GAINESVILLE, Fla. — If you’re anything like me, you watched with glee as North Carolina hit a 54-yard field goal to down Florida State at the buzzer.
You probably also watched Georgia QB Jacob Eason hit Riley Ridley for 47 yards to take a lead over Tennessee with 10 seconds left and give the Florida Gators a chance in the East Division. Then you watched Georgia be Georgia as it gave up a Hail Mary touchdown to Tennessee’s Jauan Jennings as time expired.
Hopefully you’re not like me and didn’t suffer through the rock fight that was Florida vs. Vanderbilt.
The scores of the first two games I mentioned: 37-35 and 34-31, respectively. It doesn’t look like Florida could score 30 next week against LSU if it were spotted the first 21.
You can make the excuse that the Gators are playing with backup QB Austin Appleby. Against the Commodores, he performed exactly as his track record at Purdue suggested he would (Boilermakers QB rating of 108.4 vs. 110.8 career).
But he’s also 23 years old. If the Gators have to coddle a senior QB this much, what’s the harm in throwing out Kyle Trask or Feleipe Franks and seeing what they’ve got?
You can make the excuse that the offensive line was in shambles when former head coach Will Muschamp left.
But three of the five starters against Vanderbilt were recruited by coach Jim McElwain. The left side of the line in particular — David Sharpe (4-star recruit) and Martez Ivey (5-star recruit) — should be dominant based on their pedigree.
But worse than any of the player performances was the performance of offensive coordinator Doug Nussmeier. There was no imagination. No misdirection. He took one shot deep to Antonio Callaway (that Appleby airmailed) and never tried again.
I watched Louisville vs. Clemson later Saturday night and it was like watching the Daytona 500 after spending the early afternoon watching my 4-year old continuously crash his bumper car.
Look, I get it. The defense is so good that the offense doesn’t have to be. A road win in the SEC shouldn’t be taken for granted. Blah, blah, blah.
I watch football to be entertained. Callaway is entertaining. I’m told freshman Tyrie Cleveland is entertaining. Those two had 5 total receptions compared to 8 for tight end DeAndre Goolsby.
Looking at the play-by-play of the first 16 second-half plays against Tennessee, 8 were direct handoffs to a running back (6 total yards).

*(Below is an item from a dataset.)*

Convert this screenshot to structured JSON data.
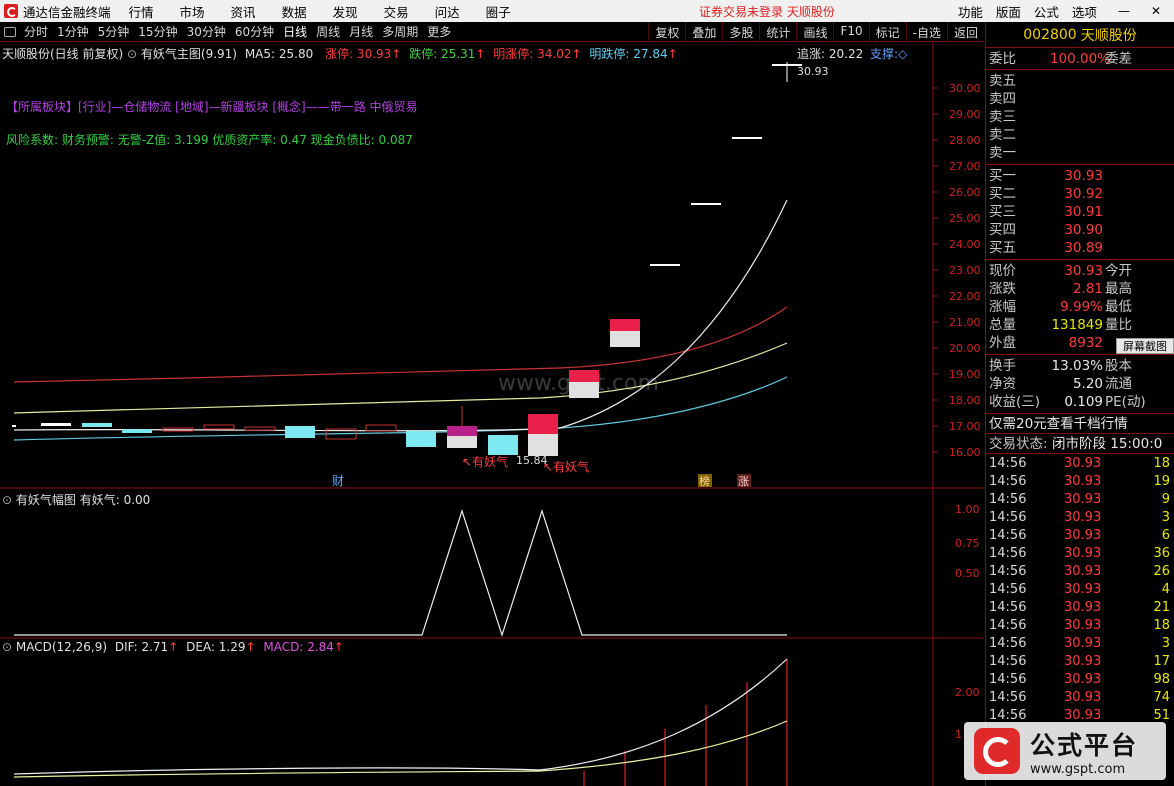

There were 4 completions, all to tight ends or running backs (11 total yards). There were 2 sacks and only 2 incompletions (1 to Lamical Perine and the back-breaking interception).
Could we try a jet sweep? Perhaps a reverse? Maybe put Callaway or Cleveland in the shotgun and run some read option?
Heck, there’s been so much talk about how Appleby is more mobile than Luke Del Rio, why aren’t they running any bootlegs to move the pocket when the offensive line struggles?
I am on record believing that McElwain is a good coach, perhaps even an excellent one. But excluding the Kentucky game (and the Wildcats are ranked 104th out of 128 in defensive efficiency), the offense has been excruciating to watch.
I understand what McElwain is doing. Limit turnovers and weather the storm until Del Rio comes back. But when the best weapon your offense has is punter Johnny Townsend, that’s an issue.
And if you don’t trust Appleby enough to let him just chuck it downfield hoping for a pass interference call with Callaway or Cleveland running deep, then what’s the point of having the senior in there?
Hopefully Del Rio is back next week and the offense looks much different with him. But if not, Gators fans can take solace in one thing.
LSU starting QB Danny Etling is a transfer from Purdue, too.